Building soccer specific venues in convenient locations has helped to turn D.C. United and Sporting Kansas City around, so it’s reasonable to assume that clubs like NYCFC and New England Revolution would benefit from a change in venue. But franchises like the New York Red Bulls, Houston Dynamo and San Jose Earthquakes have built new stadiums in easy to get to locales and continue to struggle to draw fans. Building a new home isn’t a magic elixir.
Crowley suggested that MLS clubs struggle for many of the same reasons that spring football leagues have historically failed. Their teams are competing with a handful of established pro franchises within each market. There’s no natural fan affinity to the teams as there is with college sports. The league lacks the history and tradition of big four sports. The best players in the world are playing in other leagues and the weather is sub-optimal (in many cities) for the first 3 months of the season. Unfortunately, those aren’t issues that a new stadium is going to fix.

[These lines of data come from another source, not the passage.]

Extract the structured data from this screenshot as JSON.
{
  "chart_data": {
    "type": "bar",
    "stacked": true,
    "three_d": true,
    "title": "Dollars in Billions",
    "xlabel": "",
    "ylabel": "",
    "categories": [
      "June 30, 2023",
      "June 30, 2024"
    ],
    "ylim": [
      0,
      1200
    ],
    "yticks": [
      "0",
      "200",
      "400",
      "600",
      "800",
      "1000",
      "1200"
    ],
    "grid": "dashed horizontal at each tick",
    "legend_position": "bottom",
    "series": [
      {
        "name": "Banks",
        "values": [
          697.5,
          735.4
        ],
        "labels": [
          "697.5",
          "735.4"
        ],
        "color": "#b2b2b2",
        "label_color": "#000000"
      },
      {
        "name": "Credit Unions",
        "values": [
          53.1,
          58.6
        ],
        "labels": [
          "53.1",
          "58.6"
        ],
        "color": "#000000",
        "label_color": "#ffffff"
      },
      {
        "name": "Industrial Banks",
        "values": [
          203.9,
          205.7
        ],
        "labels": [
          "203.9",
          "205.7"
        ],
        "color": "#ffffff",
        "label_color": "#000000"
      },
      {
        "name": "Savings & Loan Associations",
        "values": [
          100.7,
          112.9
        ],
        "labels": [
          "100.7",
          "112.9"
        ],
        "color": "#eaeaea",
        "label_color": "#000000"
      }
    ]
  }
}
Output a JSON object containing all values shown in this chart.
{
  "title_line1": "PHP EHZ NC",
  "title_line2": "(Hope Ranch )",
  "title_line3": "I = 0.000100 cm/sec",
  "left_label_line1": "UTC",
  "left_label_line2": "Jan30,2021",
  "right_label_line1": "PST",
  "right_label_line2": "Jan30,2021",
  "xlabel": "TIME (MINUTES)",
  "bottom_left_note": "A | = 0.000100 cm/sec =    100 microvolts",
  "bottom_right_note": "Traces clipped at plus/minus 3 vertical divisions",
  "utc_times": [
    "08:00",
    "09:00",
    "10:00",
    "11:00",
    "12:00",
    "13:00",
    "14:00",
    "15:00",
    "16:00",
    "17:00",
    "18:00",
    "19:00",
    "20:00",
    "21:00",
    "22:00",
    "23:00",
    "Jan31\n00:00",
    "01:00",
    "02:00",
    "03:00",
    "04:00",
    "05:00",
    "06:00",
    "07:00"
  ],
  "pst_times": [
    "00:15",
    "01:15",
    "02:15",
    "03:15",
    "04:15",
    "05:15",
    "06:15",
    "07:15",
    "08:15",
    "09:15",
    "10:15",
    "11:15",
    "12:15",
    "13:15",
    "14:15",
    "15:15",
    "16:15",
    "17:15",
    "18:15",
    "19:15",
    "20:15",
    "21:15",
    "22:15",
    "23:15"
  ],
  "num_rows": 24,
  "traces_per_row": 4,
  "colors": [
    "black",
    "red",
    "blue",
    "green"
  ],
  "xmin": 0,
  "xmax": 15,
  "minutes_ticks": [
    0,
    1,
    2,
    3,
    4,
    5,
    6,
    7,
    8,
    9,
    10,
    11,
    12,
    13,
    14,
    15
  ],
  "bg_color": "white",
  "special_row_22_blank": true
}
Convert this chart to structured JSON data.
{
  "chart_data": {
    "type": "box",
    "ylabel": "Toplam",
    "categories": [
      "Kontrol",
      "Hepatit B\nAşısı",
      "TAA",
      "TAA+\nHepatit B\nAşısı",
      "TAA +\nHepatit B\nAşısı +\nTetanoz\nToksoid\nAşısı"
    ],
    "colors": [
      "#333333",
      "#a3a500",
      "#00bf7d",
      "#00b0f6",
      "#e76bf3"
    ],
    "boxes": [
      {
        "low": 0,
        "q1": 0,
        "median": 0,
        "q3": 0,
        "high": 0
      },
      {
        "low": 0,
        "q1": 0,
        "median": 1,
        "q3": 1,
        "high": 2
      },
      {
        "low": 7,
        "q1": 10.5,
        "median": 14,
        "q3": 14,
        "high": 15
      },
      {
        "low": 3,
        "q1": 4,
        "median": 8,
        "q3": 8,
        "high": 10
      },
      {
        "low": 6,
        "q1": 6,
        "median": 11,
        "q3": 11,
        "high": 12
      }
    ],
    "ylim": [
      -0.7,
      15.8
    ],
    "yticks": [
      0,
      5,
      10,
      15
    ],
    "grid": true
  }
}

Fan Marino: Relocation would seem like a possibility for clubs in big markets that can’t get on track, but one long-time TV executive told me that NYCFC and Chicago Fire need to stay put because “it’s important for MLS to have a presence in top media markets like NY and Chicago; and the league certainly would want to avoid the embarrassment of pulling out of those cities.” It was his belief that the league can and should absorb the losses those teams incur to keep clubs in the biggest U.S. markets.